13 October 2010

Getting Down to the Wire

Now you’d think that the blown tire on the side of a Wyoming interstate and hours and hours of waiting to be rescued would be enough. Add to all that the time spent waiting for two new tires to be put on my car, and you’d think as I did that it was about time for things to start going my way for a change. But no, it seems not.

Tony, the fellow who had replaced my tires and helped me put my car back on the dolly where it belonged and plugged in all the cords to make the electrical system work, noticed that the wheel of car dolly was less than stable. One of the holes where the bolts attached the wheel to the vehicle was hollowed nearly all the way so you could have lifted the tire off over the lug nut if that had been the only one on the dolly. Fortunately it wasn’t but it still looked none too safe, considering that the bolt next to it had no lug nut at all. Ah, now that looked like an easy fix. I asked him if he had a lug nut he could put on it. One loose bolt was one thing but two loose bolts was definitely tempting fate, and given the trip so far, I wasn’t interested in doing that. Tony did indeed have a few spare lug nuts lying around the shop so he tried a couple of them and found one that had a tight fit. That solved that problem for now. I was almost ready to get back on the road. They just needed for finalize the bill, and I could get my car keys and hit the road again.

I noticed that the sun had shifted and that the cab was no longer completely in the shade so I hopped back in the truck, cranked it up, and turned the air on again to cool down the cab so the cats would be okay while I went back inside. I followed Tony back into the store to run my credit card. When I returned I realized with a touch of horror that I’d locked both truck keys in the truck with the cats. While Dustin was a most helpful cat, he had never overcome that lack of opposable thumbs handicap. Not that he hadn’t tried, but I was pretty sure he wasn’t going to be able to help me out here.

I’d been in the habit of keeping one of the truck keys on my car keys and one with the truck key ring so I could lock the cats in the car with the engine running and air conditioning cooling them while I made pit stops of one type or the other. I always took the car keys with me so I could activate the car alarm and lock the doors on it when I left the vehicles unattended. After all, the car was full of my belongings. I couldn’t leave the car alarm engaged while driving because all the jarring from travel would have set off the alarm multiple times a day. So I had a system already by this point in the trip. Only in removing my car keys for the tire folks meant separating truck key from car keys. In hindsight, I realize that was a bad idea, but hindsight is always based on the very experience you were trying not to have and did anyway.

So, yes, I had gotten back out of the truck, and somehow locked both keys inside. One was in the ignition so the cats would have air conditioning while I went back inside, and the other was wherever I’d stowed it in the cab when I had detached it from my car keys.

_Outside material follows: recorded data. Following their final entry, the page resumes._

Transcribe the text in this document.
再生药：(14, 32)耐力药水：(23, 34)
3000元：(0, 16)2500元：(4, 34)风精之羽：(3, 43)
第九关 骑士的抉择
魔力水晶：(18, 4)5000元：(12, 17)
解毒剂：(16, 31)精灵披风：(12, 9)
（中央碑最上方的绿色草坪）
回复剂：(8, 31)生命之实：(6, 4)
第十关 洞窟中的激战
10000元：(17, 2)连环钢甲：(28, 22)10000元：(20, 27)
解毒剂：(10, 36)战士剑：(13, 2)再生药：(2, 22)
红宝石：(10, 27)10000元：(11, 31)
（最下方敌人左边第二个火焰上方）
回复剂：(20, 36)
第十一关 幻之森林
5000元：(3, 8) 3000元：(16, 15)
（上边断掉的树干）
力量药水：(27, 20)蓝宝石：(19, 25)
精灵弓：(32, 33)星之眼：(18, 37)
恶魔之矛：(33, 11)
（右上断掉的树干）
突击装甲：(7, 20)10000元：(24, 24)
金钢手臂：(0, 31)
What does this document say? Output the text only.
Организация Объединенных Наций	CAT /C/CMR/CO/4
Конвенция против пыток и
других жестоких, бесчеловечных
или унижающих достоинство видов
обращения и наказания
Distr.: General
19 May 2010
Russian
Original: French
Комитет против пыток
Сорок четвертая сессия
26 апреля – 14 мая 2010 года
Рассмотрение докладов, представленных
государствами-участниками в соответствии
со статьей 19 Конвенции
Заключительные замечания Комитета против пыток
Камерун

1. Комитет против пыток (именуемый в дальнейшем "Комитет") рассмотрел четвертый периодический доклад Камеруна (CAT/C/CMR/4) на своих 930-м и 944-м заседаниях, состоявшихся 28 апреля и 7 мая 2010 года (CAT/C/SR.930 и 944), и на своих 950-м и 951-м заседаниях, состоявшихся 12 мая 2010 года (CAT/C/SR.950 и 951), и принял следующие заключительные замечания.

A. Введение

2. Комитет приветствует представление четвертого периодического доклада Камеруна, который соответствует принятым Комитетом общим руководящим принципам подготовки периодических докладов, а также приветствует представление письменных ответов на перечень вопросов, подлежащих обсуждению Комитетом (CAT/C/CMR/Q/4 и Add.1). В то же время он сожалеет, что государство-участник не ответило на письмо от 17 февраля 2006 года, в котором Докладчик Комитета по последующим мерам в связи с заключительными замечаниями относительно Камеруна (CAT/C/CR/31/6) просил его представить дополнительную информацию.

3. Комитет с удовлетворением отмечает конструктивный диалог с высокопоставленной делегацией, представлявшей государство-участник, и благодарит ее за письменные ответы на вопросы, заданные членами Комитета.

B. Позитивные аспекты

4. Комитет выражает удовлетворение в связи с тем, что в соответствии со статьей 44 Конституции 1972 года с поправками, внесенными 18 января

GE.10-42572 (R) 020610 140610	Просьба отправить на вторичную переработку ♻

Okay then, now what? I walked back inside and approached Tony, my angel of the day. He came out with a can-do attitude and a wire hanger and went to work trying to pop the handle up. Only it didn’t work despite the fact that I had so cleverly left the windows cracked and the air conditioning running. My absent-mindedness was working for me and against me at the same time.

After several unsuccessful attempts, it dawned on Tony that the truck was a Ford and therefore the handles pulled inward rather than upward. So he went back inside and brought out only a few less than a bazillion wire hangers and painstakingly twisted them together one at a time until he had a long, fairly inflexible wire contraption that could stretch across the width of the cab from window to window. He inserted his high tech wire gizmo and instructed me to catch his contraption on the other side with a single wire hanger, which I could lower onto the door handle. I did as he directed, he gave a quick yank on his side, and voila! The truck was unlocked again. Yay, Tony!

Thank goodness his day was coming to an end and the service area had been quiet except for me and my seemingly never-ending series of conundrums. He was in no way taking attention away from anyone else while he focused on solving problem after problem for me. He was definitely my earth angel that day, and I told him so. I’d met a lot of friendly and helpful folks that day in Wyoming, but Tony was by far the most helpful and resourceful of them all. Turns out that he used to be an engineer at some big company in Oklahoma but for whatever reason was now working in the automotive department of Walmart in Rock Springs, Wyoming. Their loss and Walmart’s gain is all I can say, though the man’s talents are not being fully utilized.

Now that it was dinner time, it was time to push on down the road.  It had taken six hours to solve the problem of the flat tire in Wyoming. Ahem. How ridiculous. But still it was time to move on. I called my mother again and inquired if she minded if I just stopped in Wyoming and unpacked my bags. I’d already had enough, and I was nowhere close to getting to the end of the trek through Wyoming. I still had miles to go before I could sleep. Several hundred to be more exact. She did object, so I pushed onward. I drove for I don’t know how many more hours and finally stopped near Laramie or Cheyenne, I think.